I am not one of those people who ever hated high school.
I had a pretty sweet deal most of the time.
I had great friends, a boyfriend, I played soccer and was on student council, sang in Glee, I had the lead in high school Musicals, and was on the newspaper and secretary of the Spanish Club. But, that last one really just meant we spent the day eating el pop tarts and writing notes about ugly people.
Something happened my senior year of high school.
I skipped Spanish so much I was no longer an elected officer.
I was cut from Glee Club which was ridiculous, because my harmony on Love Shack was fucking brilliance.
I lost out on the lead in Oklahoma, despite the amazing audition piece I had with my friend, Casey, who was auditioning for the male role. Never mind my superb vocals, my Mennonite garage sale prairie skirt, and the passionate kiss at the end of our monologue.
I mean, it was pretty much as romantic as The Notebook.
If the girl in The Notebook wore toe rings and liked kissing boys who were both gay and had an unhealthy obsession with Savage Garden.
Everything I knew to be true that year changed.
I thought high school had ruined my life, but that was the year I decided I wanted to be a writer, I volunteered at an animal shelter, and lost my virginity in the back of an 1988 Honda Hatchback to a Tears for Fears song.
I mean, what else did I have to invest my time in?
Glee Club?
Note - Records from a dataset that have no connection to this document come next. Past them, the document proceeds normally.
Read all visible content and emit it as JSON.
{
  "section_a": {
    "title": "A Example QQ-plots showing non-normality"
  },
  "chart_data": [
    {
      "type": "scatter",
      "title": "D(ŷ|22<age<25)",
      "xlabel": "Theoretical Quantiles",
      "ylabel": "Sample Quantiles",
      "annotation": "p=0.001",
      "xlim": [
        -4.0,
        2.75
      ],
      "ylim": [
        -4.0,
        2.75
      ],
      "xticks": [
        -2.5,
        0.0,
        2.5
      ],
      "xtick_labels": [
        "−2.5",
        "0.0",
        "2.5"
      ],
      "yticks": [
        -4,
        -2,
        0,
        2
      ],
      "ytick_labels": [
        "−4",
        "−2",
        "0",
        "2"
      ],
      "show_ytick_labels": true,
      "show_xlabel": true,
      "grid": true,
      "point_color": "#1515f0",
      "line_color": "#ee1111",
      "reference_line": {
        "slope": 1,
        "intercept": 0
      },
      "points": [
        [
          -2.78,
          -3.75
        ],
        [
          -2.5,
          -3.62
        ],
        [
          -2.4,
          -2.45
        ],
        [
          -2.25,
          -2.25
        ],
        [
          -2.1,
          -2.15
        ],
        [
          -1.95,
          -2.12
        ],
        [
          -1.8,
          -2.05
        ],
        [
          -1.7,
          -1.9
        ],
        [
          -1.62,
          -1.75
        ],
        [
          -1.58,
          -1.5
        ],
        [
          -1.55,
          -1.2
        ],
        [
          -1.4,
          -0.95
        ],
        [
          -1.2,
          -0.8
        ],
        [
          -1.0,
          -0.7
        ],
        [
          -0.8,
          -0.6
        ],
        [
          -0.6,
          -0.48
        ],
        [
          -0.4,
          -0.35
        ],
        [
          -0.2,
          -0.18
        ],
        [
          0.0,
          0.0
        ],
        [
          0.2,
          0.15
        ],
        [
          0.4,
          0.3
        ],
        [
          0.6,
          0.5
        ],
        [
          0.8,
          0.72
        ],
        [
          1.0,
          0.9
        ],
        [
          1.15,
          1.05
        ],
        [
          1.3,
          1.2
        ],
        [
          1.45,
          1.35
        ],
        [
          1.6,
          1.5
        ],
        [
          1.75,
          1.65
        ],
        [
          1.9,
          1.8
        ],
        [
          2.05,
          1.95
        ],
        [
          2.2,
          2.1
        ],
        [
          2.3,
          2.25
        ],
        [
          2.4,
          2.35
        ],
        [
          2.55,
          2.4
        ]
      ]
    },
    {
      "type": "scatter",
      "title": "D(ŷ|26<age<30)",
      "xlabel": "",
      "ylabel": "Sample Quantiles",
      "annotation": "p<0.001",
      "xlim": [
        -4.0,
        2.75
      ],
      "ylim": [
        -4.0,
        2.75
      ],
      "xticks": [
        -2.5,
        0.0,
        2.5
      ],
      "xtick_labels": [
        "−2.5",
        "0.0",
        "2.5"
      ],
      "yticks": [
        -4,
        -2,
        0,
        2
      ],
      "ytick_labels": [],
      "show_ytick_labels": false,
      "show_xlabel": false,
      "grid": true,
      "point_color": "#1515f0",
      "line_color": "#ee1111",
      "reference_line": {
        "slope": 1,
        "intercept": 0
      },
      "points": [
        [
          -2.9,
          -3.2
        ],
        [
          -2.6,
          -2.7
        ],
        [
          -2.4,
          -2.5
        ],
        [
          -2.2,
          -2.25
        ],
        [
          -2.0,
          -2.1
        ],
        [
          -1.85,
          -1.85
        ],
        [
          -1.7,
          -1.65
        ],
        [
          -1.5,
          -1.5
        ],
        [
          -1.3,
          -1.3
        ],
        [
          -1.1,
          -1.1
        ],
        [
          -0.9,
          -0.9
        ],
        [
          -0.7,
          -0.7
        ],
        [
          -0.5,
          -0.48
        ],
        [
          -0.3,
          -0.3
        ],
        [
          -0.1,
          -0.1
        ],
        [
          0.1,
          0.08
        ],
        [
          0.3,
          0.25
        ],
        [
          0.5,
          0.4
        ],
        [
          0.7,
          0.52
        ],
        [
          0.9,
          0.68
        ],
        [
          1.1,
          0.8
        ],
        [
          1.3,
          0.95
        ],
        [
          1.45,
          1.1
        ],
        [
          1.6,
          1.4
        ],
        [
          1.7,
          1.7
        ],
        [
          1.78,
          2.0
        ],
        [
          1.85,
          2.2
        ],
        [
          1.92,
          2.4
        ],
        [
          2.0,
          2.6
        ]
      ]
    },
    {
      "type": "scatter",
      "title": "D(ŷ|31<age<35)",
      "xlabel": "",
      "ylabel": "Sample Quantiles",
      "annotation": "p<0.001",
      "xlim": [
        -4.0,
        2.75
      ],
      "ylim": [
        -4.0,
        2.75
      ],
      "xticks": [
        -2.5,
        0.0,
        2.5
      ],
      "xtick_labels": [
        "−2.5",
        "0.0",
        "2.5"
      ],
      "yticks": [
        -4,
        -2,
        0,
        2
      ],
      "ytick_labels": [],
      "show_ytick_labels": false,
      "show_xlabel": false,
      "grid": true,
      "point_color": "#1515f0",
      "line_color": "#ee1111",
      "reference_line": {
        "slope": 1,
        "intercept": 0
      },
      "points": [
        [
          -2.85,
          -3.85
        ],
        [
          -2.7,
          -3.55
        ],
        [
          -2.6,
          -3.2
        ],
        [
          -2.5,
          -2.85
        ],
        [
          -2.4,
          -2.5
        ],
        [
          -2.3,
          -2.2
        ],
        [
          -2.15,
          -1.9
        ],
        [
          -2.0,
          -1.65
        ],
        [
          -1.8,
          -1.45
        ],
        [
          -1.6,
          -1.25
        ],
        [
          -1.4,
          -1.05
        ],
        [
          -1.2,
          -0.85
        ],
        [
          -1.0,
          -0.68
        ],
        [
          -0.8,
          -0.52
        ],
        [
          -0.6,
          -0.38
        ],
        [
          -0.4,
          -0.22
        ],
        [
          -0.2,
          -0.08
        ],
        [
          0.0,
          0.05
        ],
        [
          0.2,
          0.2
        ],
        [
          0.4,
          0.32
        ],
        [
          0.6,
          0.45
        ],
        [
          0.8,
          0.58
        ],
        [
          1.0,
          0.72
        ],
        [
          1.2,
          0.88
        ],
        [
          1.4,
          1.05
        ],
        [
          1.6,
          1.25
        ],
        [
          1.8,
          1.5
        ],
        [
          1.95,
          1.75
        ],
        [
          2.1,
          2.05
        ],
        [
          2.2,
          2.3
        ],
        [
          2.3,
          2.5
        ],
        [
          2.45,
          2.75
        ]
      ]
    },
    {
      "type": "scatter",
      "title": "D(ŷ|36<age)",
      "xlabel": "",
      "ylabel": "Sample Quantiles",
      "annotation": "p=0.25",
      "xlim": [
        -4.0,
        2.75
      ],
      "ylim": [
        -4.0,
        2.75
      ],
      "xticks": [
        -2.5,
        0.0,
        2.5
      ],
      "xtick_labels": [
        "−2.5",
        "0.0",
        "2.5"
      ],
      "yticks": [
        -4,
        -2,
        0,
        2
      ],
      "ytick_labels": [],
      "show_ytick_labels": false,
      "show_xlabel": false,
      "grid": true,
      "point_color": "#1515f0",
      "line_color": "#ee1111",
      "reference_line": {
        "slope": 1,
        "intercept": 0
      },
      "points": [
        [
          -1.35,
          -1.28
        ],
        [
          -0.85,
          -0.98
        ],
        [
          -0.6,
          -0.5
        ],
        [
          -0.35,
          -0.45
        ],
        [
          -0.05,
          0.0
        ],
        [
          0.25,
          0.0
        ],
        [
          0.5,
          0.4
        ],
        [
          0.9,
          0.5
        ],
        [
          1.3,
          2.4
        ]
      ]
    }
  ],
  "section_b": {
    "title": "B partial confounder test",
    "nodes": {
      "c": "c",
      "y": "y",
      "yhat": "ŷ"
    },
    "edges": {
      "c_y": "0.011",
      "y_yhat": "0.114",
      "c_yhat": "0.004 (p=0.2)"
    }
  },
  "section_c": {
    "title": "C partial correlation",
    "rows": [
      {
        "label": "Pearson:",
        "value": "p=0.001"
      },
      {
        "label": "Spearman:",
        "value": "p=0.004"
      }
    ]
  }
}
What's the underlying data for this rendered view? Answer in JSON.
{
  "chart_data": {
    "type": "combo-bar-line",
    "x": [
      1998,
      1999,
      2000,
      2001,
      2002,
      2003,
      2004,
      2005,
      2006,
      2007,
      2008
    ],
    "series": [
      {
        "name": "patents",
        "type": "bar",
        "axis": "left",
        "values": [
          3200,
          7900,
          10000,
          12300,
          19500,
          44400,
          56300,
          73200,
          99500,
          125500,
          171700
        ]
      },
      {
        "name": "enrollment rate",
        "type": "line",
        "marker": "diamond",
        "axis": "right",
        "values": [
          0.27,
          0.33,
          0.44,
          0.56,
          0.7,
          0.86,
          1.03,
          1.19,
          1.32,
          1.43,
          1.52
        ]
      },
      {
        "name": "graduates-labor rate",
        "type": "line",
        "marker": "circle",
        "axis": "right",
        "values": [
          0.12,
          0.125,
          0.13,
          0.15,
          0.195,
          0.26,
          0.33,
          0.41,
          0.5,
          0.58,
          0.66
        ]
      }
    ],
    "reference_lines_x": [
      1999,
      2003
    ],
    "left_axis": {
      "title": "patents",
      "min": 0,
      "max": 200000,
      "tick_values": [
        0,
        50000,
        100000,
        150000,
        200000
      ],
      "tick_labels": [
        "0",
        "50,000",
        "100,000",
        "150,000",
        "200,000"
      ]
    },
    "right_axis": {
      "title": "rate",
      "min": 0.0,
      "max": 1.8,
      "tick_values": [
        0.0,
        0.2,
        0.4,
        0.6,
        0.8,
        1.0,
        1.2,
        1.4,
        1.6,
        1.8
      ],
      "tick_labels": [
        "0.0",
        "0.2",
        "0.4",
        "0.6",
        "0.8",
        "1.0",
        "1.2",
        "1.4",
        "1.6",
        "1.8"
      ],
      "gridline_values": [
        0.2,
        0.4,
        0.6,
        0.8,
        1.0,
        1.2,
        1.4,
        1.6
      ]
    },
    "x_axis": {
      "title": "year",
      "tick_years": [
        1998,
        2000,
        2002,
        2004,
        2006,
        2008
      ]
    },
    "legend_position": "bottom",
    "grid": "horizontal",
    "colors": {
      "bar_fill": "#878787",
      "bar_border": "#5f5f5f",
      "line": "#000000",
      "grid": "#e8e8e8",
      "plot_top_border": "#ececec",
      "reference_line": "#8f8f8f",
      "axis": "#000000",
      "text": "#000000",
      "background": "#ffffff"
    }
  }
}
Play Practice? Conjugating verbs?
But, if you every have a need for discreet hand jobs on wobbly high school gymnasium bleachers or someone to roll you a really tight joint, I’m your girl.
I don’t even know why I spent so many years upset about this. Clearly it was for the best. Otherwise, I could have very well went to college a virgin, and not know my way around a set of balls (read: do not put them in your mouth on a first date).
Unless…I could have gotten the lead in Oklahoma and then been discovered, like Katie Holmes. She lived, like, 30 minutes from me, and was totally discovered during her high school play.
I could have been on Dawson’s Creek. In a series of bad movies. Then awkwardly married to Tom Cruise, and moping around New York City with stringy hair and tight rolled boyfriend jeans with heels.
High school ruins everything.
I could be a Scientologist right now.
And best friends with Victoria Beckham.
I could keep my loose change in her clavicles.
You know what, high school? You can suck it, I give really good hand jobs, I am happily married with three kids and I get paid to write about my private parts on the internet, and Casey is a famous musician with a super hot boyfriend. And what do you have? A budget deficit and a skyrocketing teenage pregnancy rate.